The main ones for the Sahara Forest project are the technologies of cooling greenhouses with saltwater, concentrated solar energy, and the practice of plant reclamation in the desert. They will open the way for larger facilities at the station in Aqaba, which already boasts a flowering greenhouse. The station occupies an area the size of four football fields and includes two greenhouses with a total area of 1,351 m2. The plot also has 3,200 m2 for growing plants in the open ground.
Photovoltaic panels will generate solar energy at the station, and salt ponds will be used to produce salt. Job creation is an advantage of the project, as the Sahara Forest aims to fight poverty and promote development through green jobs.
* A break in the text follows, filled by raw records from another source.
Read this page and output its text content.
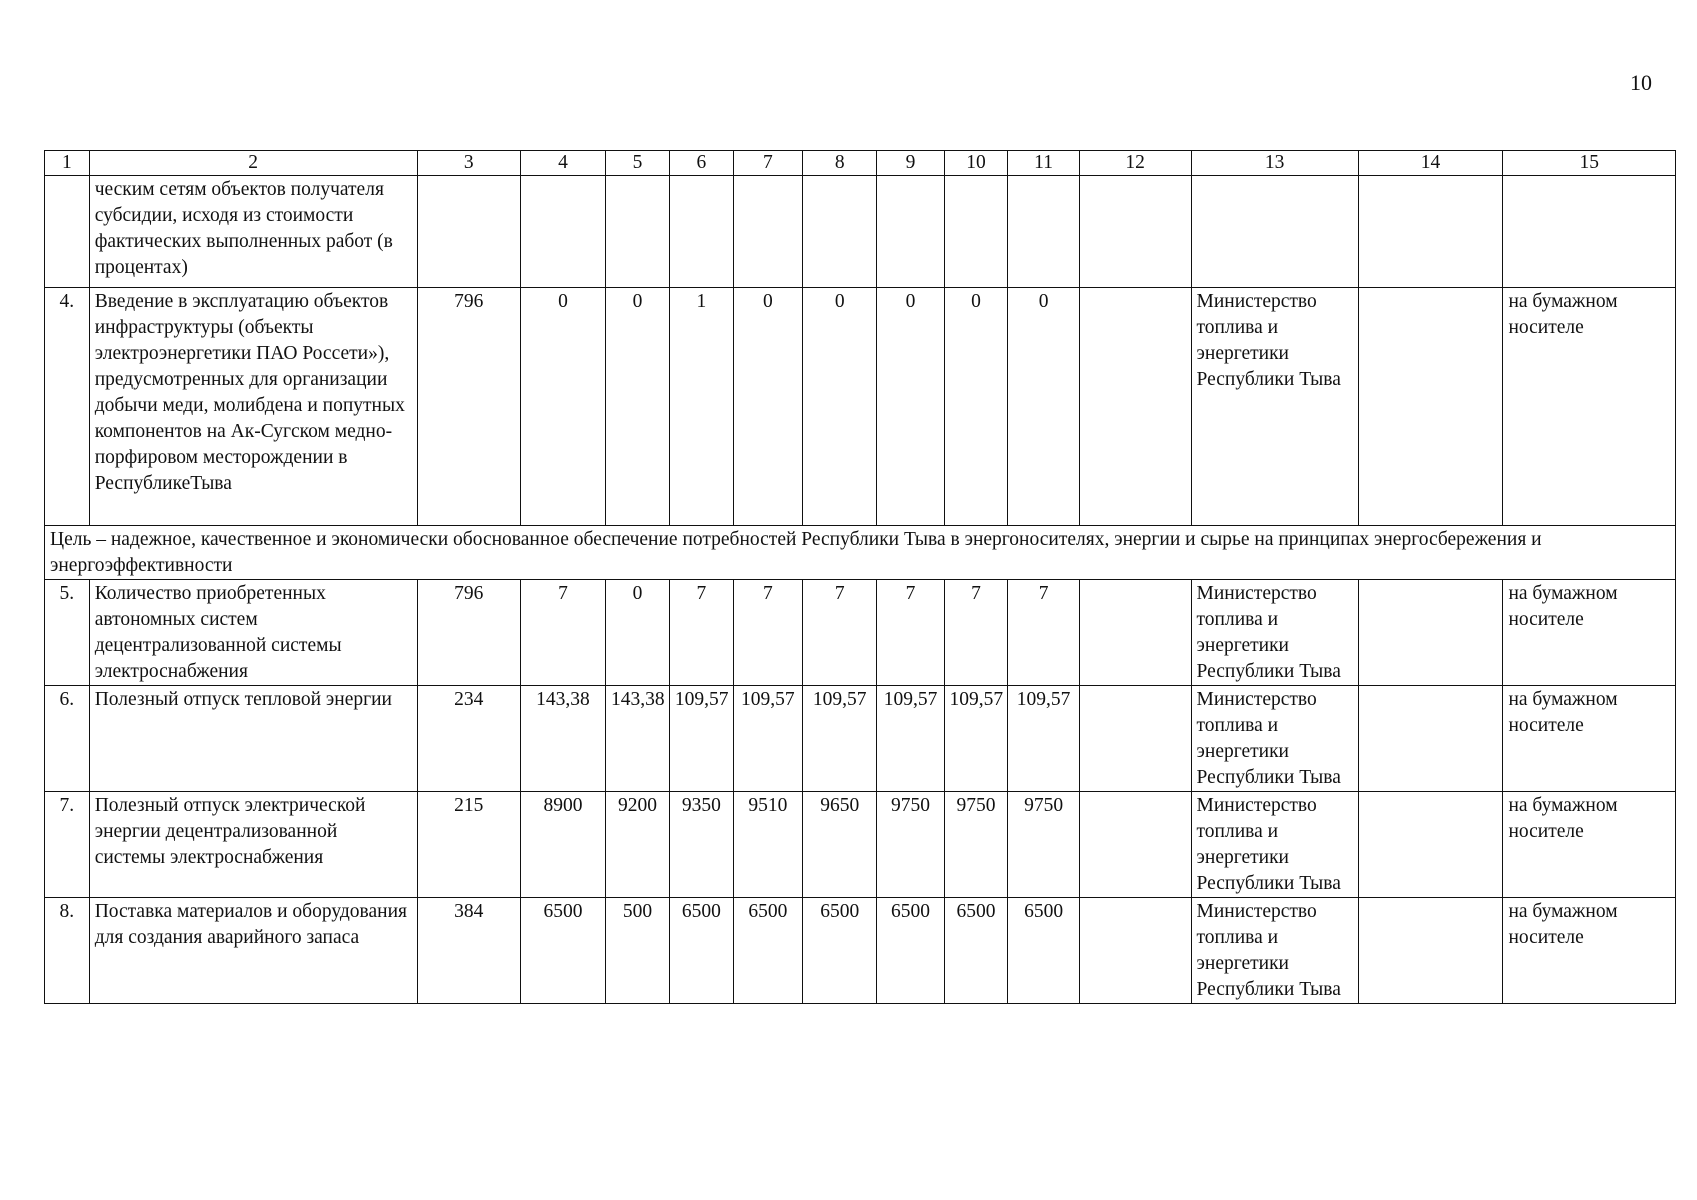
10
1	2	3	4	5	6	7	8	9	10	11	12	13	14	15
	ческим сетям объектов получателя субсидии, исходя из стоимости фактических выполненных работ (в процентах)													
4.	Введение в эксплуатацию объектов инфраструктуры (объекты электроэнергетики ПАО Россети»), предусмотренных для организации добычи меди, молибдена и попутных компонентов на Ак-Сугском медно-порфировом месторождении в РеспубликеТыва	796	0	0	1	0	0	0	0	0		Министерство топлива и энергетики Республики Тыва		на бумажном носителе
Цель – надежное, качественное и экономически обоснованное обеспечение потребностей Республики Тыва в энергоносителях, энергии и сырье на принципах энергосбережения и энергоэффективности														
5.	Количество приобретенных автономных систем децентрализованной системы электроснабжения	796	7	0	7	7	7	7	7	7		Министерство топлива и энергетики Республики Тыва		на бумажном носителе
6.	Полезный отпуск тепловой энергии	234	143,38	143,38	109,57	109,57	109,57	109,57	109,57	109,57		Министерство топлива и энергетики Республики Тыва		на бумажном носителе
7.	Полезный отпуск электрической энергии децентрализованной системы электроснабжения	215	8900	9200	9350	9510	9650	9750	9750	9750		Министерство топлива и энергетики Республики Тыва		на бумажном носителе
8.	Поставка материалов и оборудования для создания аварийного запаса	384	6500	500	6500	6500	6500	6500	6500	6500		Министерство топлива и энергетики Республики Тыва		на бумажном носителе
Vegetation in the Sahara project. Photo by Anders Nyboe
The Norwegian government and the European Union are the two most significant founders of the program. Norwegian Minister of Climate and Environment Vidar Helgesen said: “The project demonstrates that the innovative use of technology can revolutionize land use in a way that benefits the climate, people and businesses.”
Salt pond. Photo by Anders Nyboe
The Sahara Forest has completed a pilot project in Qatar and is working on a facility in Tunisia since 2017. Eventually, the organization intends to open a 20-hectare Jordanian center, so they consider the station they launched just the beginning. Joakim Hauge, the Sahara Forest Project CEO, said that Jordan could soon become a hub for green growth systems.